To our knowledge, this is the first evaluation of changes of contrast sensitivity according to relapse of disease in children with optic LGG. According to our data, a significantly greater reduction of contrast sensitivity was present in patients who relapsed during follow-up, whereas visual acuity and colour test remained unchanged during the follow-up. Furthermore, in patients with normal visual acuity at diagnosis, contrast sensitivity showed to be a more sensitive indicator of optic compression than visual acuity during follow-up. Avery et al14 showed that 56% of patients with visual acuity of 20/40 or better had a reduced retinal nerve fibre layer on optical coherence tomography. Some children with decreased RNFL thickness had normal high-contrast VA but abnormal visual fields. Interestingly, other children were found to have normal VA and normal visual fields, despite a significantly decreased RNFL. The authors suggested that RNFL thickness is a rapid, noninvasive, objective quantitative measure of visual pathway integrity in children with OPGs. Kelly et al15 showed that visual evoked potentials (VEPs) were a more sensitive indicator of optic pathway damage than visual acuity or optic nerve appearance. The authors suggested to apply VEP in the management of children with OPG to assess the child with mildly or moderately reduced acuity in whom the VEP corroborates progressive visual pathway damage. Furthermore, the same study showed that initial visual acuity and tumour volume predicted visual acuity at last examination. Larger tumour volume at presentation predicted long-term progressive visual decline, which likely reflects the severity of preexisting visual pathway damage. Although MRI may be used to make the diagnosis of OPGs, radiographic characteristics have not been shown to correlate with the likelihood of tumour progression.9 It has been shown that contrast sensitivity is reduced at low spatial frequencies in patients with optic nerve compression.16, 17 In patients with LGG and normal visual acuity at diagnosis, contrast sensitivity seems to be a more sensitive indicator of tumour progression than visual acuity.
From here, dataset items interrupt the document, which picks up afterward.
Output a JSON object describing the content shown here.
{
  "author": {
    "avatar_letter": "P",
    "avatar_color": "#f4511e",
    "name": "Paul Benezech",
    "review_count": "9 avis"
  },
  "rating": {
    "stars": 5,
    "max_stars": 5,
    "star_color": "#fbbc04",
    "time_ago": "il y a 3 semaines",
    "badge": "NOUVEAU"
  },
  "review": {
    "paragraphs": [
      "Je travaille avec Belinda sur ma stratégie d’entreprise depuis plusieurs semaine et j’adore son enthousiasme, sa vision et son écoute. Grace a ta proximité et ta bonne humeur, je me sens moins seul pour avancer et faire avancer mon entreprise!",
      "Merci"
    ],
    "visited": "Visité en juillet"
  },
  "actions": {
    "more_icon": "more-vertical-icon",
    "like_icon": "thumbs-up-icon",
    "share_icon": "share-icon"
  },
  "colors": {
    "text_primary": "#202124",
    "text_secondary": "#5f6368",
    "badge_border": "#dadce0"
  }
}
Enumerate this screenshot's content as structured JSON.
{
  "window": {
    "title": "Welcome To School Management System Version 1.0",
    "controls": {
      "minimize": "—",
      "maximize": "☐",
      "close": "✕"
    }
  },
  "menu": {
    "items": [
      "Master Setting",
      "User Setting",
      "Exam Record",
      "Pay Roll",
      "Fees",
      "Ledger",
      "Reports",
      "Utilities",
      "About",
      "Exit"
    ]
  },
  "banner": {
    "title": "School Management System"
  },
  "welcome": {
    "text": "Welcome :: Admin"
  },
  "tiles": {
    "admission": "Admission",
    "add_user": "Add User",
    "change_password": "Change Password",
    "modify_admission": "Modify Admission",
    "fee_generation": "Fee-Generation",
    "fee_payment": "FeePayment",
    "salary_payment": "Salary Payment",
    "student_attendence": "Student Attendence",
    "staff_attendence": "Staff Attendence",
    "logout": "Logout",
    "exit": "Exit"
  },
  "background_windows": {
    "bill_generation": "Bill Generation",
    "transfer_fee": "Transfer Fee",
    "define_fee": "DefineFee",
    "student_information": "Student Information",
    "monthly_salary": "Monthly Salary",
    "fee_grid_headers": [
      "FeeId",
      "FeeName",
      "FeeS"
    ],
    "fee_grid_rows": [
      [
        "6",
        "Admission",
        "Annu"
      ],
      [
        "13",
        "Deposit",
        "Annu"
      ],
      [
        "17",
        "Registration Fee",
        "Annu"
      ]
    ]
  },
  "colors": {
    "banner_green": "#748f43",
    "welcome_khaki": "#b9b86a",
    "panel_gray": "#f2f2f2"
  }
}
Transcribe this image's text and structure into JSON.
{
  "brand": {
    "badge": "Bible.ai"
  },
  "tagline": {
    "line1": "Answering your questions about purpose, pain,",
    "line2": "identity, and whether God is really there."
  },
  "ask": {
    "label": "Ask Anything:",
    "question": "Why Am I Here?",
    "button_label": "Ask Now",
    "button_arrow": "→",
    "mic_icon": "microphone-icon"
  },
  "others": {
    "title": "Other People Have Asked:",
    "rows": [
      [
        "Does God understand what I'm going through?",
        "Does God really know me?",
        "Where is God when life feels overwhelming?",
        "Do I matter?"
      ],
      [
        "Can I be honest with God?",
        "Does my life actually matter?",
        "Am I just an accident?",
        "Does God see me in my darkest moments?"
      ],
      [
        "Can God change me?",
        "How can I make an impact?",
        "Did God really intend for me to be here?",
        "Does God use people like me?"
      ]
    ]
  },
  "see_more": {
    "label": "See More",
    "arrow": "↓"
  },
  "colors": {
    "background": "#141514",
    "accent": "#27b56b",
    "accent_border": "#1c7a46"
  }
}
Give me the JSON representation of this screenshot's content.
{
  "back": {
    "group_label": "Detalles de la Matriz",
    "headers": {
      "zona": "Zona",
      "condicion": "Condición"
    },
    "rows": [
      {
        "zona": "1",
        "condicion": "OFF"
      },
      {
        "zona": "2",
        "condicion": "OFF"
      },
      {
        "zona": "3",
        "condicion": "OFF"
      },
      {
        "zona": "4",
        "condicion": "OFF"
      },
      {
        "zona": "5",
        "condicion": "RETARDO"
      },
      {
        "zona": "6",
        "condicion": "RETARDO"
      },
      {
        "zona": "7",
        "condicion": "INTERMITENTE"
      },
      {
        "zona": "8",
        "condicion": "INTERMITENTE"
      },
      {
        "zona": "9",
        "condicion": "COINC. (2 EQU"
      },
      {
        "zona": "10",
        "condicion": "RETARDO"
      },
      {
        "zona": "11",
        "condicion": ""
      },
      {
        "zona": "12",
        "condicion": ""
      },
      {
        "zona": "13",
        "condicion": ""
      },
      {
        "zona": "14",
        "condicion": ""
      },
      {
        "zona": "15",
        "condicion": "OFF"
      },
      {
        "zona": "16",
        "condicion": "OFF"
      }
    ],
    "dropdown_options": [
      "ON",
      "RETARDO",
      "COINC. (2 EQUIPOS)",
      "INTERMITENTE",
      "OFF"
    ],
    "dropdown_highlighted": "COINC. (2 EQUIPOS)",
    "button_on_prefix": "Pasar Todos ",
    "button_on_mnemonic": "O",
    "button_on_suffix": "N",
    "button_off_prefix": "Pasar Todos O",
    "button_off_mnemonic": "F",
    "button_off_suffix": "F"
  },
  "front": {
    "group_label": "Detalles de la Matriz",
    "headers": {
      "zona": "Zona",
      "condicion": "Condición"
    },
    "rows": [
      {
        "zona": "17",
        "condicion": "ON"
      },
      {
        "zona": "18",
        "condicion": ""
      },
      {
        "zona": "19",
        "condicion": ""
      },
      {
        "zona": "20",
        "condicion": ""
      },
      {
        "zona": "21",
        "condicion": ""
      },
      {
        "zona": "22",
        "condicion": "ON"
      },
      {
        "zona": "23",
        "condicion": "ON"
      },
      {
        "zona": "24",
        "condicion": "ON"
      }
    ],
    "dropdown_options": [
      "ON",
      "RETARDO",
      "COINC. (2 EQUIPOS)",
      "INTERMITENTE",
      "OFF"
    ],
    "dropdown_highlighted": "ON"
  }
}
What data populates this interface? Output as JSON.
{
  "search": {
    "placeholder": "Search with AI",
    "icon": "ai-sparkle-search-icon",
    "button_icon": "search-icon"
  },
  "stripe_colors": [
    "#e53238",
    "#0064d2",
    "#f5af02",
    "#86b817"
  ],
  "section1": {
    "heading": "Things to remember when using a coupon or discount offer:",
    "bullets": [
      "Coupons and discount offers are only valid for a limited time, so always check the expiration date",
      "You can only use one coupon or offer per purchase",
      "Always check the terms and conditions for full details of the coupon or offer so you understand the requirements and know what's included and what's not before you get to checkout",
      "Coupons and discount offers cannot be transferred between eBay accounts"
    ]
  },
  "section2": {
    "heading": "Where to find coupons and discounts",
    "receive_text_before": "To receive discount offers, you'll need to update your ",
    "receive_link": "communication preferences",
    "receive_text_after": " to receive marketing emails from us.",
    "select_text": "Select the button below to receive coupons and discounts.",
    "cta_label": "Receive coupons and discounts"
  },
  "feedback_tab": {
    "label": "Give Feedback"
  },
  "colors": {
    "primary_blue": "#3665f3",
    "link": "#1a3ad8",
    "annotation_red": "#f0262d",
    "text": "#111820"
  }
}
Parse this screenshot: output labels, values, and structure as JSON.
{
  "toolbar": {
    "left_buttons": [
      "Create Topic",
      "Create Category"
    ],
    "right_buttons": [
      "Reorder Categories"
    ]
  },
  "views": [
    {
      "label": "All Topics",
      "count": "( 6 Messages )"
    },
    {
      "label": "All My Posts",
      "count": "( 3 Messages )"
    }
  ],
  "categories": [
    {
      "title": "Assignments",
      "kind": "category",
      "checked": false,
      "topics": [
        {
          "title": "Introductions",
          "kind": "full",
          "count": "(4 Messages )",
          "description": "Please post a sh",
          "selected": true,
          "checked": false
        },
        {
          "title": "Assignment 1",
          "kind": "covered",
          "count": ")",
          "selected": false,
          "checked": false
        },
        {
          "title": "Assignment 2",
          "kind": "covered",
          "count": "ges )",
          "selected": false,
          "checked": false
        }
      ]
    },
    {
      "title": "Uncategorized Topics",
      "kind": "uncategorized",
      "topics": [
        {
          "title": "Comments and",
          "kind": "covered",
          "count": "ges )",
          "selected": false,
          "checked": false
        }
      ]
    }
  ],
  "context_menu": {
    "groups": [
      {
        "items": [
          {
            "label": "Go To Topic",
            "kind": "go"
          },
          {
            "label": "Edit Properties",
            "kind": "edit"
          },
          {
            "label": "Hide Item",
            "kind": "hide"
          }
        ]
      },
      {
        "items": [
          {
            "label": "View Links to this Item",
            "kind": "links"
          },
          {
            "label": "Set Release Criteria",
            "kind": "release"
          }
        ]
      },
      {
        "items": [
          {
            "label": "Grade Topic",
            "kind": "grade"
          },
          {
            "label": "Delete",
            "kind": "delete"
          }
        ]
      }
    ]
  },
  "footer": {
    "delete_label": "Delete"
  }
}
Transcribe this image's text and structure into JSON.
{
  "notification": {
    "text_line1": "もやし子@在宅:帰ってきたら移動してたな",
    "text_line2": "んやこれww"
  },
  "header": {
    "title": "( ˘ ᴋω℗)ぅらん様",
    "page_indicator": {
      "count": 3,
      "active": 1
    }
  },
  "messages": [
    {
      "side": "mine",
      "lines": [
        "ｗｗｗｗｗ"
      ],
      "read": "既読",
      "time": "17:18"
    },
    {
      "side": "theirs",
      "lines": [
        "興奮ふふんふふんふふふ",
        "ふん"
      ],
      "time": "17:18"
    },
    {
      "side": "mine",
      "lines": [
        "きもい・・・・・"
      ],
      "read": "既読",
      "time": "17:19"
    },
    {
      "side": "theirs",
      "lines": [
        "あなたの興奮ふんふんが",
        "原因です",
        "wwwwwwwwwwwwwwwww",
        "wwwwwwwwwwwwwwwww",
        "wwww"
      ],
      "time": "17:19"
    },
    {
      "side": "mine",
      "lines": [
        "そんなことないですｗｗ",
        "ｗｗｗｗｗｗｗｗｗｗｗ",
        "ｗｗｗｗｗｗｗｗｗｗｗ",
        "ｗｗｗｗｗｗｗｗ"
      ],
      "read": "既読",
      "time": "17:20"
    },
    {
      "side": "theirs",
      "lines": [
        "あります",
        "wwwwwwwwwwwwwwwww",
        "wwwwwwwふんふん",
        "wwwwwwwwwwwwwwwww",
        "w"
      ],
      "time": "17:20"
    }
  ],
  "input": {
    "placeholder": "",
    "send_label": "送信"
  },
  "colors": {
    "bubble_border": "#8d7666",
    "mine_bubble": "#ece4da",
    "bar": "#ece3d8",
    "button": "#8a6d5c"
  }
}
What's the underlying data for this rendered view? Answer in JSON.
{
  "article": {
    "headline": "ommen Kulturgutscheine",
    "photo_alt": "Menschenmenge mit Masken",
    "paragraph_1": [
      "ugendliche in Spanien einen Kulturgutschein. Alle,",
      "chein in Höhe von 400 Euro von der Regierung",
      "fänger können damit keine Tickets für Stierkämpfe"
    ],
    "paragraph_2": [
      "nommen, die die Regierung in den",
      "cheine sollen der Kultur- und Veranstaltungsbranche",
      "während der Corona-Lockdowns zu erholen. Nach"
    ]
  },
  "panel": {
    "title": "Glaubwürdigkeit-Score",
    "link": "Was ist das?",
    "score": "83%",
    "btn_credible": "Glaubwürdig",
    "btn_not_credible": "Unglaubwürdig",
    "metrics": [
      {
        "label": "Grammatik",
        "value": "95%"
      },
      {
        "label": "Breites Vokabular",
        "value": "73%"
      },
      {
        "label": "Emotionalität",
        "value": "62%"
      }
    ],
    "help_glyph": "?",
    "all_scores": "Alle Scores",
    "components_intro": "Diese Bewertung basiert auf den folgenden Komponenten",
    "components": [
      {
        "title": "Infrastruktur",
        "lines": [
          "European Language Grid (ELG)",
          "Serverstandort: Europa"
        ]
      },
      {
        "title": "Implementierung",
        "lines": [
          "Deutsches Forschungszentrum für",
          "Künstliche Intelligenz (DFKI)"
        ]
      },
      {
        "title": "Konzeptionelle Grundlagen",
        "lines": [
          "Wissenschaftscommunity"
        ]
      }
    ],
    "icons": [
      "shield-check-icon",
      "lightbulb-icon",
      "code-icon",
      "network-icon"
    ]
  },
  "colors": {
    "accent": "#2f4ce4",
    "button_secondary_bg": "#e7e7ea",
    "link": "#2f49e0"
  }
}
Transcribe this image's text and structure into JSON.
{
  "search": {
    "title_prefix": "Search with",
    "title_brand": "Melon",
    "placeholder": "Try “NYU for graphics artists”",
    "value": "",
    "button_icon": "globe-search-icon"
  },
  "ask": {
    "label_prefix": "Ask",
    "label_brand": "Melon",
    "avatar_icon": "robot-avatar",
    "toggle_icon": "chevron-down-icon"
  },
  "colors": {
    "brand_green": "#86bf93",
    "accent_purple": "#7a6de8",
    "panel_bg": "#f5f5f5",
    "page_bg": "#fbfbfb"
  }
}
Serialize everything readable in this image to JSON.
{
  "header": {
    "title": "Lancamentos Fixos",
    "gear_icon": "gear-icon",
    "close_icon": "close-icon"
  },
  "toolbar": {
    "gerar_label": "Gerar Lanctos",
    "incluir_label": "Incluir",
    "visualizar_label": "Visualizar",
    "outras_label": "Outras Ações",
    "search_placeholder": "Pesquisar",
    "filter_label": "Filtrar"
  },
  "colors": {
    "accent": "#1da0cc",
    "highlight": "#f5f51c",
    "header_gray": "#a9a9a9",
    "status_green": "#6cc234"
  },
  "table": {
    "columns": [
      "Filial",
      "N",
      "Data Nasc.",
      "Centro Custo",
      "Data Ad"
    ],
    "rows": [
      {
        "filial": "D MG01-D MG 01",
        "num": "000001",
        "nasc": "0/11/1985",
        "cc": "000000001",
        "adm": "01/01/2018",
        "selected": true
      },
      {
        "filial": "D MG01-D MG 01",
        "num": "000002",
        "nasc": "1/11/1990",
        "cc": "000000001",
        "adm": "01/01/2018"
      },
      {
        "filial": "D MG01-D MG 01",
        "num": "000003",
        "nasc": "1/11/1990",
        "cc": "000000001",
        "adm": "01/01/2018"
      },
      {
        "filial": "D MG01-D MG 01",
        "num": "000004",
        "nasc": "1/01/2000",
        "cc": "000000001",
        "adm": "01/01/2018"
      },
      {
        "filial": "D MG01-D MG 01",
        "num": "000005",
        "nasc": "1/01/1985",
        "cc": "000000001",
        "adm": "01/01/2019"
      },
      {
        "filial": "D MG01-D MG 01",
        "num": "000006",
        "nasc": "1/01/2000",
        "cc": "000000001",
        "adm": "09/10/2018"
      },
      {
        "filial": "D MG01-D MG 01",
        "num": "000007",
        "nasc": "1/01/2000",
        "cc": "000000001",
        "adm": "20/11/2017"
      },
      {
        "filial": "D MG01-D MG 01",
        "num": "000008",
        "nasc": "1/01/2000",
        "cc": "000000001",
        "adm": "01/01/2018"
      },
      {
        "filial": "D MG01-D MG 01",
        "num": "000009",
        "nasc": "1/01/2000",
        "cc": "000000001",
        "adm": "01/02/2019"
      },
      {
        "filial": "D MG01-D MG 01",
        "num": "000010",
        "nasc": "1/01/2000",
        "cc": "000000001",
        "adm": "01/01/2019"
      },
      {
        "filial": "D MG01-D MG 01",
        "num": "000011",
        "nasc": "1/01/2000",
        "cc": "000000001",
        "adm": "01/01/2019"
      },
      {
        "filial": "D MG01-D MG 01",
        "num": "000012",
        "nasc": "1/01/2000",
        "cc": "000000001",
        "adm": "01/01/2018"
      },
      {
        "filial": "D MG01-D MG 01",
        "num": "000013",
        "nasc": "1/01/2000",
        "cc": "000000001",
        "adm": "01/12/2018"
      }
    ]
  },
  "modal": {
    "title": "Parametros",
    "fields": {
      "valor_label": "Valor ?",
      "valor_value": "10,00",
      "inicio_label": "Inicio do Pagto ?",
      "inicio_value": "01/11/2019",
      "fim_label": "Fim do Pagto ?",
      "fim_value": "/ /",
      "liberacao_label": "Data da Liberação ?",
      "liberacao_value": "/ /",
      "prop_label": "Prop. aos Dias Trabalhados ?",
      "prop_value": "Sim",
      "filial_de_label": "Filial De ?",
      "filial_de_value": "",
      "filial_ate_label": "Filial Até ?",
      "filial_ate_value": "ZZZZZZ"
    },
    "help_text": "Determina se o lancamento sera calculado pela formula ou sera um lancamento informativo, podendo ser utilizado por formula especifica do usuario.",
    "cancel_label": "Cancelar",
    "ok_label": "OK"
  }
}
Most optic gliomas are low-grade astrocytomas. Most of the patients in our study had pilomyxoid astrocytomas and 85.7% underwent surgical excision (extensive or subtotal) as first treatment. Of them, 44% relapsed. Chemotherapy was used as first treatment in 3/21 cases (14.2%) and did not lead to relapse. Although chemotherapy is nowadays the mainstay of treatment when indicated,18 our study was started in 2004 and surgery was the most used treatment for OPG in our clinic until 2009. Previous studies report 16.9% of relapse after surgical removal and 11% of relapse after nonsurgical treatment,18, 19 According to our results, surgical and nonsurgical treatment modalities of LGG in paediatric patients do not seem sufficient to limit disease progression.

In conclusion, optic LGGs in childhood carry a good prognosis for overall survival, although relapses are frequent. A reduction in contrast sensitivity during follow-up could represent a noninvasive method to detect tumour relapse. A prospective longitudinal study is planned to assess these data.